Physical Models for Solar Cycle Predictions

Abstract: The dynamic activity of stars such as the Sun influences (exo)planetary space environments through modulation of stellar radiation, plasma wind, particle and magnetic fluxes. Energetic stellar phenomena such as flares and coronal mass ejections act as transient perturbations giving rise to hazardous space weather. Magnetic fields -- the primary driver of stellar activity -- are created via a magnetohydrodynamic dynamo mechanism within stellar convection zones. The dynamo mechanism in our host star -- the Sun -- is manifest in the cyclic appearance of magnetized sunspots on the solar surface. While sunspots have been directly observed for over four centuries, and theories of the origin of solar-stellar magnetism have been explored for over half a century, the inability to converge on the exact mechanism(s) governing cycle to cycle fluctuations and inconsistent predictions for the strength of future sunspot cycles have been challenges for models of solar cycle forecasts.
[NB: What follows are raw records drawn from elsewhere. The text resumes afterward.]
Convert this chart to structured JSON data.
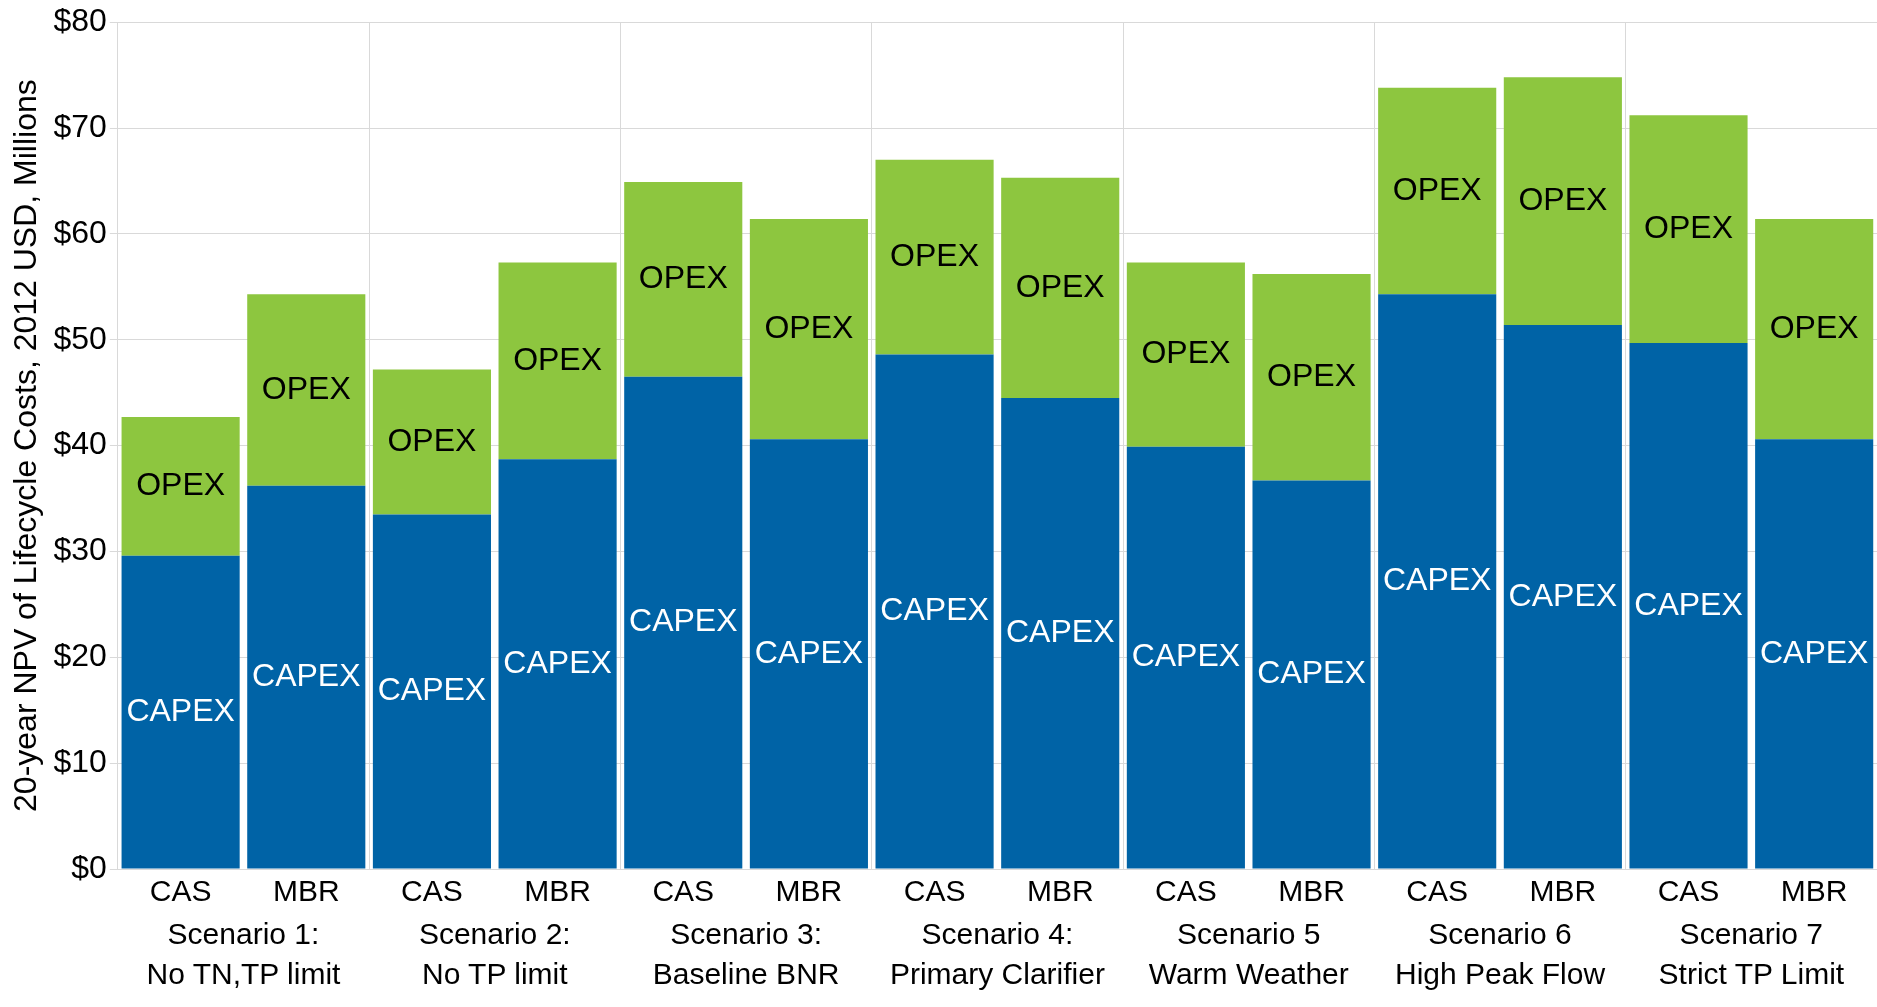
{
  "chart_data": {
    "type": "bar",
    "stacked": true,
    "ylabel": "20-year NPV of Lifecycle Costs, 2012 USD, Millions",
    "categories": [
      "CAS",
      "MBR",
      "CAS",
      "MBR",
      "CAS",
      "MBR",
      "CAS",
      "MBR",
      "CAS",
      "MBR",
      "CAS",
      "MBR",
      "CAS",
      "MBR"
    ],
    "series": [
      {
        "name": "CAPEX",
        "color": "#0063a6",
        "values": [
          29.6,
          36.2,
          33.5,
          38.7,
          46.5,
          40.6,
          48.6,
          44.5,
          39.9,
          36.7,
          54.3,
          51.4,
          49.7,
          40.6
        ]
      },
      {
        "name": "OPEX",
        "color": "#8dc63f",
        "values": [
          13.1,
          18.1,
          13.7,
          18.6,
          18.4,
          20.8,
          18.4,
          20.8,
          17.4,
          19.5,
          19.5,
          23.4,
          21.5,
          20.8
        ]
      }
    ],
    "ylim": [
      0,
      80
    ],
    "yticks": [
      {
        "value": 0,
        "label": "$0"
      },
      {
        "value": 10,
        "label": "$10"
      },
      {
        "value": 20,
        "label": "$20"
      },
      {
        "value": 30,
        "label": "$30"
      },
      {
        "value": 40,
        "label": "$40"
      },
      {
        "value": 50,
        "label": "$50"
      },
      {
        "value": 60,
        "label": "$60"
      },
      {
        "value": 70,
        "label": "$70"
      },
      {
        "value": 80,
        "label": "$80"
      }
    ],
    "grid": true,
    "legend": false,
    "annotations": [
      "Scenario 1:\nNo TN,TP limit",
      "Scenario 2:\nNo TP limit",
      "Scenario 3:\nBaseline BNR",
      "Scenario 4:\nPrimary Clarifier",
      "Scenario 5\nWarm Weather",
      "Scenario 6\nHigh Peak Flow",
      "Scenario 7\nStrict TP Limit"
    ]
  }
}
This review discusses observational constraints on the solar magnetic cycle with a focus on those relevant for cycle forecasting, elucidates recent physical insights which aid in understanding solar cycle variability, and presents advances in solar cycle predictions achieved via data-driven, physics-based models. The most successful prediction approaches support the Babcock-Leighton solar dynamo mechanism as the primary driver of solar cycle variability and reinforces the flux transport paradigm as a useful tool for modelling solar-stellar magnetism.